Ecco i sette gioielli di Carla Demaria

Schierata tutta la gamma. Tre nuovi progetti per la stagione 2018-2019

Non c'è Cannes senza Monte Carlo... (Yachts). Lungo le banchine riservate ai superyacht c'è l'oasi del lusso senza tempo: sette magnifiche sorelle - tutte fimate da Nuvolari-Lenard - orgoglio del cantiere fondato da Carla Demaria. Una flotta di sette imbarcazioni, più volte premiate, tra cui Mcy 65, Mcy 70, Mcy 76, Mcy 80, Mcy 86, Mcy 96 e l'ammiraglia Mcy 105. Tutte le imbarcazioni esposte, di proprietà di armatori di diverse nazionalità, rappresentano al meglio la vision e lo spirito di Monte Carlo Yachts: creare sempre e comunque prodotti altamente personalizzati e su misura, in accordo con lo stile di vita specifico di ogni armatore.

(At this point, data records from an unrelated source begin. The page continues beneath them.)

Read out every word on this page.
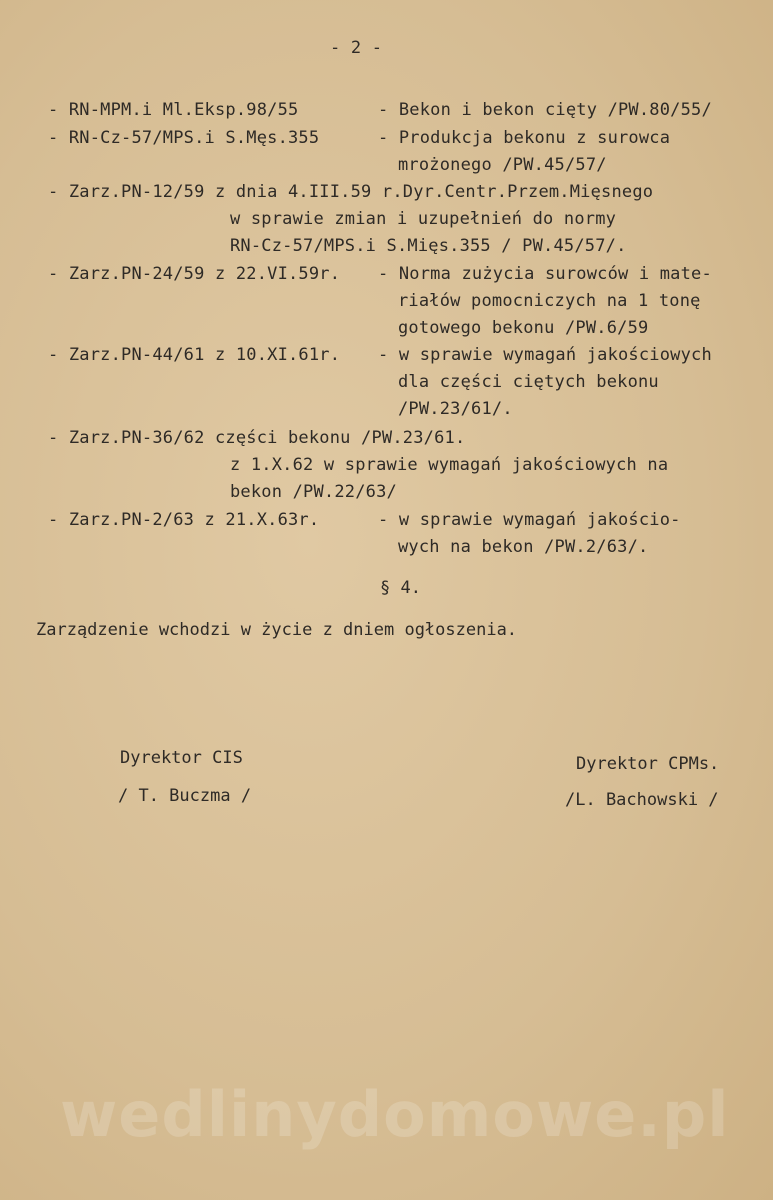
- 2 -
- RN-MPM.i Ml.Eksp.98/55	- Bekon i bekon cięty /PW.80/55/
- RN-Cz-57/MPS.i S.Męs.355	- Produkcja bekonu z surowca
mrożonego /PW.45/57/
- Zarz.PN-12/59 z dnia 4.III.59 r.Dyr.Centr.Przem.Mięsnego
w sprawie zmian i uzupełnień do normy
RN-Cz-57/MPS.i S.Mięs.355 / PW.45/57/.
- Zarz.PN-24/59 z 22.VI.59r. - Norma zużycia surowców i mate-
riałów pomocniczych na 1 tonę
gotowego bekonu /PW.6/59
- Zarz.PN-44/61 z 10.XI.61r. - w sprawie wymagań jakościowych
dla części ciętych bekonu
/PW.23/61/.
- Zarz.PN-36/62 części bekonu /PW.23/61.
z 1.X.62 w sprawie wymagań jakościowych na
bekon /PW.22/63/
- Zarz.PN-2/63 z 21.X.63r.	- w sprawie wymagań jakościo-
wych na bekon /PW.2/63/.
§ 4.
Zarządzenie wchodzi w życie z dniem ogłoszenia.
Dyrektor CIS
/ T. Buczma /
Dyrektor CPMs.
/L. Bachowski /
wedlinydomowe.pl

Lo stand Monte Carlo Yachts coniugherà il meglio dello stile e dei valori del brand e accoglierà i visitatori in un'area espositiva imponente di oltre 2mila metri quadrati, perfetta per ospitare l'intera gamma in una vera e propria lounge esclusiva.

L'azienda sta contemporaneamente lavorando a tre nuovi importanti progetti che verranno presentati nel corso della stagione 2018-2019. Questa è un'ulteriore conferma della sempre forte passione e degli ingenti investimenti dedicati dal marchio e dal Gruppo Bénéteau in questo momento favorevole del mercato.

«Guardandoci indietro - spiega Carla Demaria - possiamo essere pienamente soddisfatti di quello che abbiamo fatto in appena dieci anni e ci apprestiamo a festeggiare come si conviene questo importante traguardo (a metà ottobre, ndr). Quest'anno, invece, si cambia passo. Mi spiego: se fino a oggi, per scelta, abbiamo presentato sempre una barca all'anno, per il 2019 presenteremo tre nuovi modelli: due al Boot di Düsseldorf (dal 19 al 27 gennaio) e uno all'inizio della prossima estate. In questo momento siamo concentrati su Cannes e abbiamo deciso di svelare il nuovi progetti fra tre mesi. Il mercato - conclude Carla Demaria - continua a crescere. Oggi è molto vicino a un ottimo +18%, ma allo stesso tempo bisogna fare anche molta attenzione. Occorre capire, cioè, che cosa sta succedendo in alcuni mercati mondiali, non solo per quanto riguarda il settore della nautica. In questo momento, tuttavia, cresce di più il mercato interno di quello globale».